The application of Artificial Intelligence (AI) to healthcare has at the core of real paradigmatic revolution, which comes not only with new opportunities and benefits, but also with some complex issues. Some of them concern the liability of AI-driven decisions, especially when these harm patients. To face and challenges these issues, it is essential to recognize and understand the existing legal frameworks and to assume a proactive approach to the development of new ones.
One of the most pressing issues is related to the clear attribution of responsibility of AI errors that results in patient injury. The parties potentially involved include physicians, healthcare service providers, AI system’s manufacturer, and even the software developers. Each party’s role and potential liability must be carefully considered based on the specific circumstances of the adverse event.
In Italy, Article 590-sexies of the Penal Code provides a framework for addressing culpable liability for death or personal injury in healthcare. This generally shields physicians from liability if they have adhered to established clinical guidelines and best practices. However, the application of this standard to AI systems presents a significant challenge. The best practices of AI application in healthcare are still evolving and often lack the formal codification seen in “traditional” medical practice. This ambiguity creates a legal gray area, potentially increasing the risk of rising conflicts between AI professional users. This can also make physicians reluctant to use these potentially life-saving technologies if they fear facing legal issues or errors outside their direct control. Furthermore, establishing a causal link between a flaw in the AI system and the resulting patient harm can be incredibly complex. This is especially true dealing with sophisticated AI systems that operate autonomously and whose behavior can change over time due to machine learning. Tracing the precise cause of an error of a deep learning algorithm can be not only tricky, but sometimes almost impossible. Thus, to get compensation for AI-related injuries or errors remains very difficult.
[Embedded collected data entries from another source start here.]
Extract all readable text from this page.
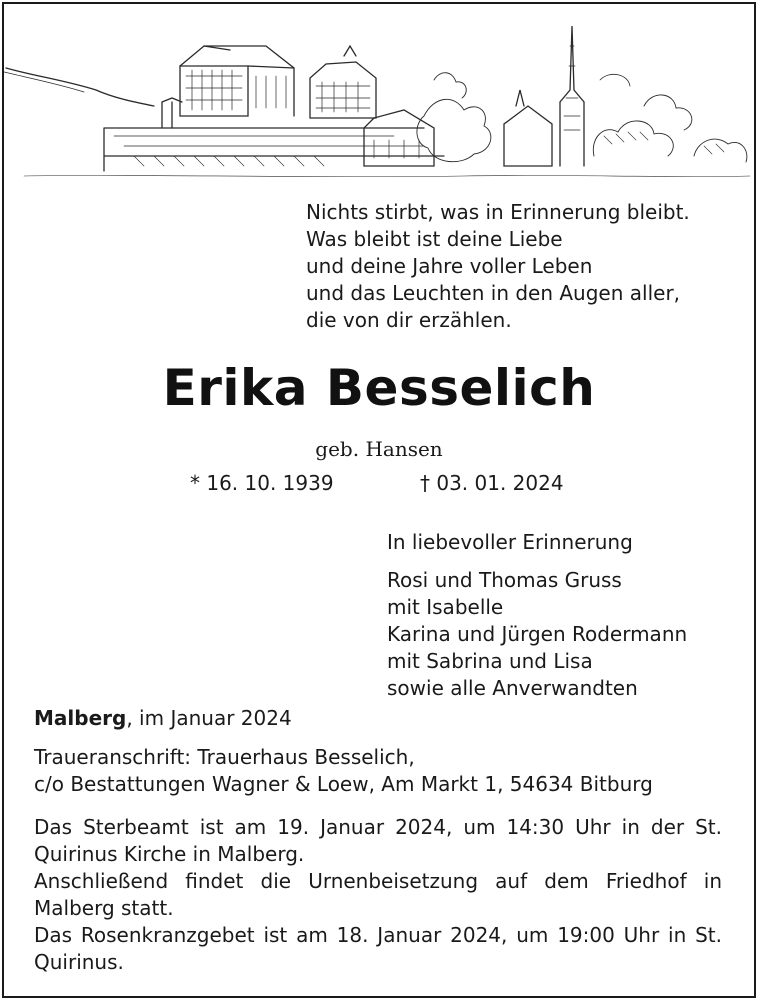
Nichts stirbt, was in Erinnerung bleibt.
Was bleibt ist deine Liebe
und deine Jahre voller Leben
und das Leuchten in den Augen aller,
die von dir erzählen.
Erika Besselich
geb. Hansen
* 16. 10. 1939	† 03. 01. 2024
In liebevoller Erinnerung
Rosi und Thomas Gruss
mit Isabelle
Karina und Jürgen Rodermann
mit Sabrina und Lisa
sowie alle Anverwandten
Malberg, im Januar 2024
Traueranschrift: Trauerhaus Besselich,
c/o Bestattungen Wagner & Loew, Am Markt 1, 54634 Bitburg

Das Sterbeamt ist am 19. Januar 2024, um 14:30 Uhr in der St. Quirinus Kirche in Malberg.

Anschließend findet die Urnenbeisetzung auf dem Friedhof in Malberg statt.

Das Rosenkranzgebet ist am 18. Januar 2024, um 19:00 Uhr in St. Quirinus.
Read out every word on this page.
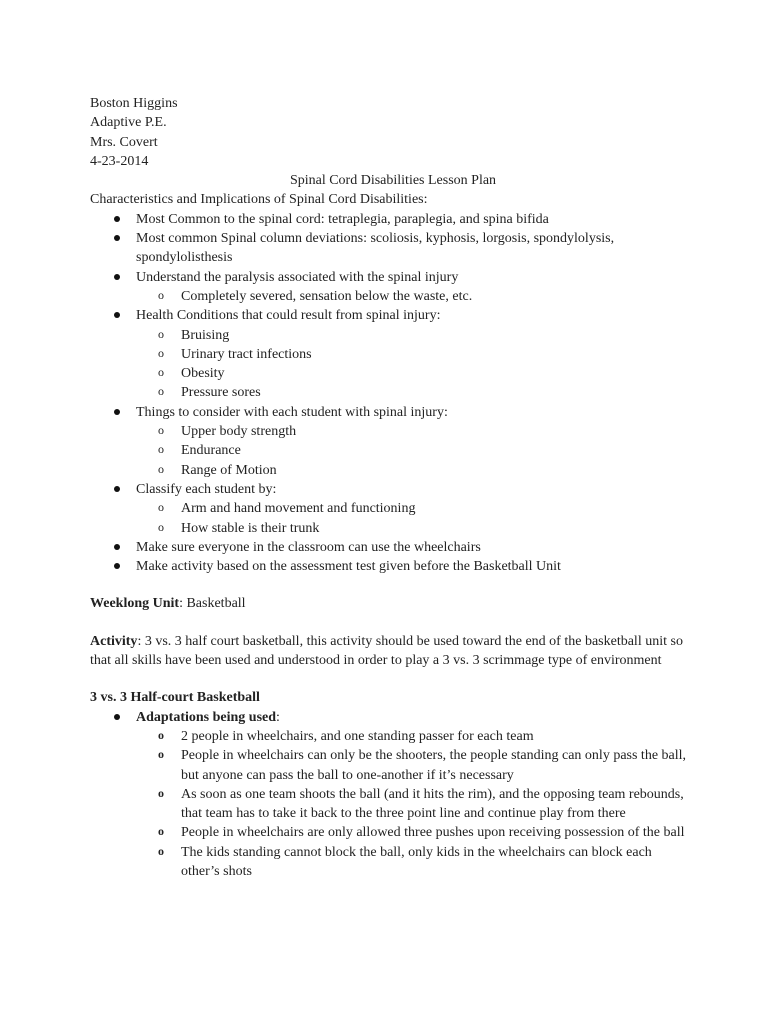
Boston Higgins
Adaptive P.E.
Mrs. Covert
4-23-2014
Spinal Cord Disabilities Lesson Plan
Characteristics and Implications of Spinal Cord Disabilities:
Most Common to the spinal cord: tetraplegia, paraplegia, and spina bifida
Most common Spinal column deviations: scoliosis, kyphosis, lorgosis, spondylolysis, spondylolisthesis
Understand the paralysis associated with the spinal injury
o Completely severed, sensation below the waste, etc.
Health Conditions that could result from spinal injury:
o Bruising
o Urinary tract infections
o Obesity
o Pressure sores
Things to consider with each student with spinal injury:
o Upper body strength
o Endurance
o Range of Motion
Classify each student by:
o Arm and hand movement and functioning
o How stable is their trunk
Make sure everyone in the classroom can use the wheelchairs
Make activity based on the assessment test given before the Basketball Unit
Weeklong Unit: Basketball
Activity: 3 vs. 3 half court basketball, this activity should be used toward the end of the basketball unit so that all skills have been used and understood in order to play a 3 vs. 3 scrimmage type of environment
3 vs. 3 Half-court Basketball
Adaptations being used:
o 2 people in wheelchairs, and one standing passer for each team
o People in wheelchairs can only be the shooters, the people standing can only pass the ball, but anyone can pass the ball to one-another if it’s necessary
o As soon as one team shoots the ball (and it hits the rim), and the opposing team rebounds, that team has to take it back to the three point line and continue play from there
o People in wheelchairs are only allowed three pushes upon receiving possession of the ball
o The kids standing cannot block the ball, only kids in the wheelchairs can block each other’s shots
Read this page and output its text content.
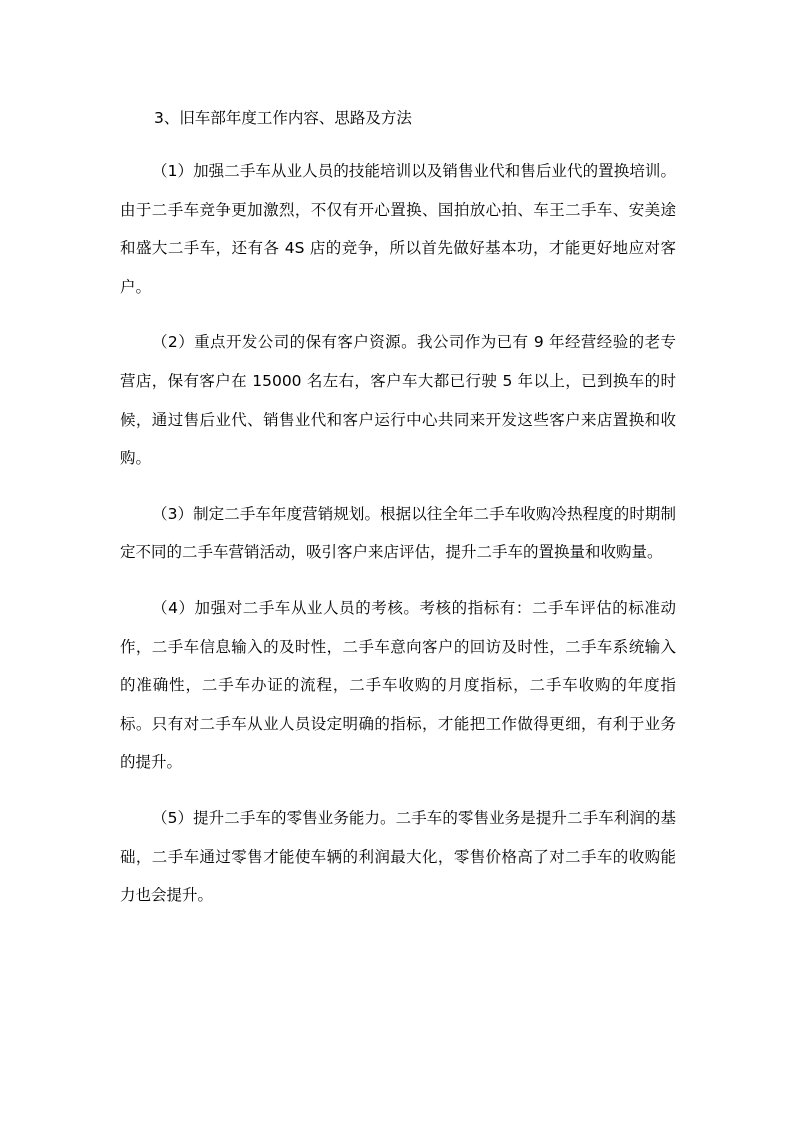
3、旧车部年度工作内容、思路及方法

（1）加强二手车从业人员的技能培训以及销售业代和售后业代的置换培训。由于二手车竞争更加激烈，不仅有开心置换、国拍放心拍、车王二手车、安美途和盛大二手车，还有各 4S 店的竞争，所以首先做好基本功，才能更好地应对客户。

（2）重点开发公司的保有客户资源。我公司作为已有 9 年经营经验的老专营店，保有客户在 15000 名左右，客户车大都已行驶 5 年以上，已到换车的时候，通过售后业代、销售业代和客户运行中心共同来开发这些客户来店置换和收购。

（3）制定二手车年度营销规划。根据以往全年二手车收购冷热程度的时期制定不同的二手车营销活动，吸引客户来店评估，提升二手车的置换量和收购量。

（4）加强对二手车从业人员的考核。考核的指标有：二手车评估的标准动作，二手车信息输入的及时性，二手车意向客户的回访及时性，二手车系统输入的准确性，二手车办证的流程，二手车收购的月度指标，二手车收购的年度指标。只有对二手车从业人员设定明确的指标，才能把工作做得更细，有利于业务的提升。

（5）提升二手车的零售业务能力。二手车的零售业务是提升二手车利润的基础，二手车通过零售才能使车辆的利润最大化，零售价格高了对二手车的收购能力也会提升。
Focusing on hospitals and clinics, it is worth noting that they have the responsibility to ensure that AI systems are used appropriately and that adequate protocols are in place for verification and oversight. They may be held liable under contractual responsibility, facing the burden of proof to demonstrate they took appropriate measures. Moving the focus on physicians, they typically face claims of extra-contractual responsibility, requiring the patient to prove the causal link between the diagnostic error and the harm suffered.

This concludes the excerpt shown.